Silniki turbo w F1 jeszcze nie są przesądzone?

Źródło pitpass.com z FIA: "Nie wydaje mi się, byśmy kiedykolwiek głosowali w sprawie silnika"
04.04.1113:42
Łukasz Godula
2912wyświetlenia

Jedna z najbardziej kontrowersyjnych zmian ma wejść do Formuły 1 w 2013 roku, kiedy to FIA będzie wymagała zastąpienia obecnych silników V8 o pojemności 2,4 litra mniejszymi i bardziej przyjaznymi środowisku turbodoładowanymi jednostkami o pojemności 1,6 litra. Pomimo tego, że zmiana ma nastąpić za dwa lata, to jednak jest jeszcze analizowana i ciągle niepewna.

Najgłośniejszym przeciwnikiem tego pomysłu jest szef F1 - Bernie Ecclestone, który opisał nowy silnik jako nie z Formuły 1. Nie brzmi to w ogóle jak Formuła 1. Zespoły wyraziły większe wsparcie, a szef silników Renault F1 - Rob White powiedział, że technicznie jest to odpowiednie dla naszych samochodów drogowych, a Norbert Haug z Mercedesa dodał: Dla nas nie ma odwrotu. Rozwój czterocylindrowego silnika już się rozpoczął.

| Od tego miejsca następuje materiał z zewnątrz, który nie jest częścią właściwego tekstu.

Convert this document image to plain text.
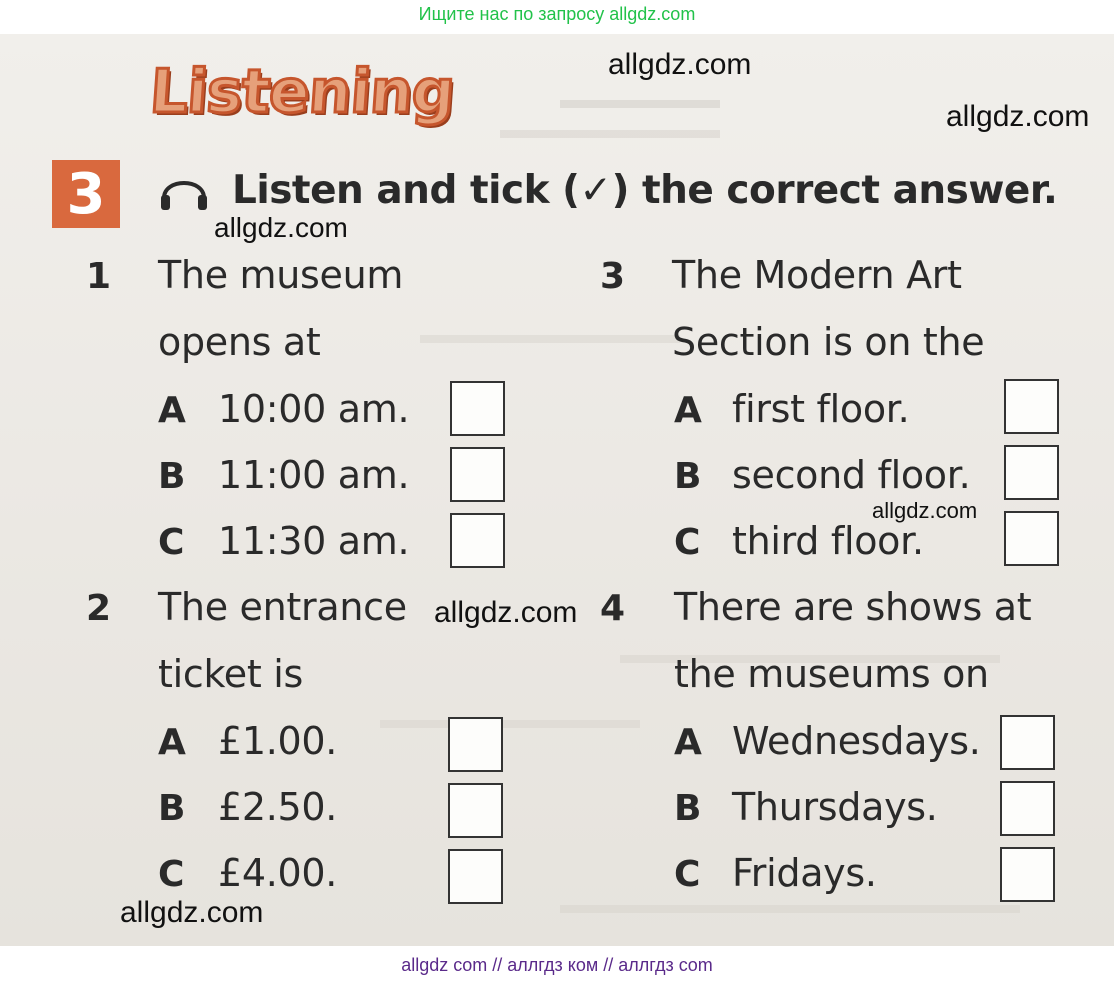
Ищите нас по запросу allgdz.com
Listening	allgdz.com
allgdz.com
allgdz.com
allgdz.com
allgdz.com
allgdz.com
3	Listen and tick (✓) the correct answer.
1 The museum
opens at
A 10:00 am.
B 11:00 am.
C 11:30 am.
2 The entrance
ticket is
A £1.00.
B £2.50.
C £4.00.
3 The Modern Art
Section is on the
A first floor.
B second floor.
C third floor.
4 There are shows at
the museums on
A Wednesdays.
B Thursdays.
C Fridays.
allgdz com // аллгдз ком // аллгдз com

Może to się okazać jednak nieco przedwczesne, ponieważ źródło z FIA powiedziało serwisowi pitpass.com: Nie wydaje mi się, byśmy kiedykolwiek głosowali w sprawie silnika. Jak zawsze z takimi nowinkami w F1, wszystko wyjdzie w praniu. Jednakże jak pokazuje sytuacja wydaje się, że jest jeszcze szansa na to, by silniki turbo podążyły tą samą drogą, co słynne dzielone tylne skrzydło, które miało zostać wprowadzone, by zwiększyć ilość wyprzedzania. Nigdy się to nie stało i czas pokaże, czy silniki turbo nie podzielą tego samego losu.

Źródło: pitpass.com

KOMENTARZE

4
mat_eyo
05.04.2011 06:53
Miejmy nadzieję, że w sprawie silników FIA nie pójdzie tą drogą. Muszę też dodać, że.. o zgrozo... zgadzam się z Berniem
bartek199874
04.04.2011 01:09
Powinien być silnik wolnossący v10 o poj,3l na wałku!,ze zmiennymi fazami rozrządu itp,bez ograniczania wagi ,maks. obrotów czy ciśnienia wtrysku,1 silnik na 1 wyścig,który miałby nie 310 a 450km i ponad 1000km.No i ten dźwięk,tym bardziej na średnich obrotach,na półgazie.
jpslotus72
04.04.2011 01:02
Może "źródło z FIA" zadaje się na co dzień z niejakim Alzheimerem (z kim przestajesz, takim się stajesz)? A może faktycznie ktoś tam dostał umysłowego turbodoładowania i puścił w obieg plotkę bez pokrycia... 1 kwietnia stwierdziłem, ze w przypadku FIA każdy absurd jest możliwy - nie jest to zresztą zbyt odkrywcze stwierdzenie i do wypowiedzenia go nie trzeba żadnej specjalnej okazji. Nie będzie też zbyt oryginalne, jeśli dodam, że FIA należałoby "zburzyć, zaorać i zbudować od nowa" (gdyby nie ryzyko, że wyrośnie z tego jeszcze coś gorszego)...
cobra
04.04.2011 12:43
Sytuacja ta świetnie ukazuje jeden z problemów współczesnej F1... FIA lubi podejmować i zmieniać decyzję na ostatnią chwilę, nie dbając o to, że wiele zespołów pakuje niebywałe kwoty na rozwój swoich konstrukcji i później część pieniędzy siłą rzeczy wyrzucana jest w błoto.